Deux ans après l’achat donc, il me paraissait bon de parler de ce petit essai en cette Journée Internationale du Droit des Femmes (l’appellation officielle de l’ONU est bien Journée de la Femme, mais je préfère parler du Droit des Femmes – qui recentre un peu le but même de la journée). Je t’aurais programmé l’article pour ce matin. Mais tu me connais peut-être un peu, j’ai du mal à respecter les délais, je procrastine souvent. J’ai donc commencé la lecture le 7 mars. Au fond, le livre ne fait que 140 pages. C’était sans compter sur le vocabulaire et les tournures de phrases. Le texte est repris sous la forme d’une des premières traductions faites en français (voire carrément la première traduction, faite en 1792 – année de publication du texte original également). Résultat : on est le 8 mars en pleine journée, et je vais devoir compter sur mes pauses et ma soirée. Mais cet article paraîtra aujourd’hui !

Mary Wollstonecraft a écrit ce texte après avoir pris connaissance du Rapport sur l’instruction publique, rédigé par Talleyrand et présenté à l’Assemblée nationale française en 1791 (post-Révolution donc).

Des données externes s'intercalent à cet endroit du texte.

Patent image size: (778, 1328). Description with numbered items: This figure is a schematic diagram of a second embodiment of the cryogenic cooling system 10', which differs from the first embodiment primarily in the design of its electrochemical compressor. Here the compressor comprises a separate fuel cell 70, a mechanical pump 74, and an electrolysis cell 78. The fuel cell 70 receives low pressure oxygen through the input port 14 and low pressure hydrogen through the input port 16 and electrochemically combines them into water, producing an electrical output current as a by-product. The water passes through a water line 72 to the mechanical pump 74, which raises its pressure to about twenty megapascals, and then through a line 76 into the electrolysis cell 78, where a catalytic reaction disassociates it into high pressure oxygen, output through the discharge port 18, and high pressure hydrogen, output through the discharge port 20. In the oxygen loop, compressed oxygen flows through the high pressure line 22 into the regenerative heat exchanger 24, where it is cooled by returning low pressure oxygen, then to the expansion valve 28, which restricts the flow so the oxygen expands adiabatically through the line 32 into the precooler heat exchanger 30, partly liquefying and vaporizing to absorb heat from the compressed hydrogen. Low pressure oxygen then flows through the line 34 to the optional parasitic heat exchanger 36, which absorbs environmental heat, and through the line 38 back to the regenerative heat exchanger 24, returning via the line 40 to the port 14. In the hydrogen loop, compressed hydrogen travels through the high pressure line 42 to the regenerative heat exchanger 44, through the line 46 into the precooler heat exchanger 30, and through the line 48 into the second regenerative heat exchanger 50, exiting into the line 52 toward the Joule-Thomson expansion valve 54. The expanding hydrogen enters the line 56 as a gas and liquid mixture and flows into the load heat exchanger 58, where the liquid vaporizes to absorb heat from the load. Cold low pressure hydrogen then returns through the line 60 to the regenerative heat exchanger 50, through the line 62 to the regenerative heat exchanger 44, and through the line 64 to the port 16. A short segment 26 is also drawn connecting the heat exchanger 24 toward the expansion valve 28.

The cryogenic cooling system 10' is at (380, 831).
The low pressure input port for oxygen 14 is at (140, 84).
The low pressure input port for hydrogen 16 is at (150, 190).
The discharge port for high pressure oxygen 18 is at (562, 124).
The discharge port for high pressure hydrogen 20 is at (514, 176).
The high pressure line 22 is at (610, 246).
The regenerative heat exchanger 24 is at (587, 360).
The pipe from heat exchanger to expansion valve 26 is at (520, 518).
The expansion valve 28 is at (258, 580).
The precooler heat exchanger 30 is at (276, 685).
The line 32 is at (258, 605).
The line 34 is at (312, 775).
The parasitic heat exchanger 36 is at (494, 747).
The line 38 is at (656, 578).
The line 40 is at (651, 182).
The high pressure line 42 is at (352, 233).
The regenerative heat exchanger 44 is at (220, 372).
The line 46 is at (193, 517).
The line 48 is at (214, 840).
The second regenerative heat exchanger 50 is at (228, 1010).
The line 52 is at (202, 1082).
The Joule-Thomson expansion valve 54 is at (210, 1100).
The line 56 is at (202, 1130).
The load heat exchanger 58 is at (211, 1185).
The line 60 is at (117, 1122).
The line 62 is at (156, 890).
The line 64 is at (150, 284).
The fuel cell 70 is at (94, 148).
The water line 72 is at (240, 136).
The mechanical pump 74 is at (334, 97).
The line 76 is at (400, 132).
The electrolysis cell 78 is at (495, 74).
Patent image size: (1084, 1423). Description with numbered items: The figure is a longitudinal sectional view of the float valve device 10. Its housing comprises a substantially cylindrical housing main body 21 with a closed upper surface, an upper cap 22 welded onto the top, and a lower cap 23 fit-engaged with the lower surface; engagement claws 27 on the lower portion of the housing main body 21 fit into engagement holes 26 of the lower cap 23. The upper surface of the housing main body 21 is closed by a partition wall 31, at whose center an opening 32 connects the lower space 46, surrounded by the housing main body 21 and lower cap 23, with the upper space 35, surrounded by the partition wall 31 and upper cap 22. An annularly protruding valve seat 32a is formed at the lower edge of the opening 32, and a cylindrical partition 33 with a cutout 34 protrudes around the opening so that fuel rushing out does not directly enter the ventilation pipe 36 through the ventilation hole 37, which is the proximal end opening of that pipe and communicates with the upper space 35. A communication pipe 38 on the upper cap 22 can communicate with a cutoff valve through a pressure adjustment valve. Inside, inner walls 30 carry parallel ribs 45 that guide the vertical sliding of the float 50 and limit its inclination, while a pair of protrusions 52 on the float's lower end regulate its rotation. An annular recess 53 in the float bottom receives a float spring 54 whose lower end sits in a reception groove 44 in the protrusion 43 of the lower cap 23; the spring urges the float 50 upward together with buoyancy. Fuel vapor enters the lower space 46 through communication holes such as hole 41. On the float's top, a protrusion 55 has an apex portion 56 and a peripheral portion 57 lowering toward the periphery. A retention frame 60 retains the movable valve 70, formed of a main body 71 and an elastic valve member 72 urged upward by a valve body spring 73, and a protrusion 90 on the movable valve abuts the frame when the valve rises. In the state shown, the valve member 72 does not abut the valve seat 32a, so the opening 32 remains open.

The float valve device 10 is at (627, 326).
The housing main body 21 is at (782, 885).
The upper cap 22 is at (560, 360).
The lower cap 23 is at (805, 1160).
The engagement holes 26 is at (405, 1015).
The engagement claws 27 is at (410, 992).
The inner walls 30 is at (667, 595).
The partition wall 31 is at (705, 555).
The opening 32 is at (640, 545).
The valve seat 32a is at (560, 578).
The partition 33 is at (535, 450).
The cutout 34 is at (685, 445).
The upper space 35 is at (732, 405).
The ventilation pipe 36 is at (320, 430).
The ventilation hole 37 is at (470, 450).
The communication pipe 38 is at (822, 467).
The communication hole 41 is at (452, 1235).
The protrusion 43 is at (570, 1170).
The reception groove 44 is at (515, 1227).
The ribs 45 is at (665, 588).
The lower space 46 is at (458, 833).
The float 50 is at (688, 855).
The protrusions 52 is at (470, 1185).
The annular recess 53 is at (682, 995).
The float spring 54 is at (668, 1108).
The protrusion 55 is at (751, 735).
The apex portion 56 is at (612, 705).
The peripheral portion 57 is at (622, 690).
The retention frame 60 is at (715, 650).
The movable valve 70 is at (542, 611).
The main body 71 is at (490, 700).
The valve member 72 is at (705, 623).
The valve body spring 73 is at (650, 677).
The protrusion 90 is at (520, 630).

Un peu révoltée par la place accordée aux femmes dans ce texte, Mary Wollstonecraft va livrer un vrai plaidoyer en faveur de l’éducation des femmes, et plus largement, de la place donnée aux femmes dans la société. Son texte, elle l’a envoyé directement à Talleyrand. Il s’inscrit dans la lignée des Lumières, et elle y exprime sa déception de voir que la Révolution Française n’aura pas permis de changer ce statut des femmes qu’on n’éduque pas pour éviter qu’elles s’intéressent de trop aux choses sérieuses, formulons-le comme ça.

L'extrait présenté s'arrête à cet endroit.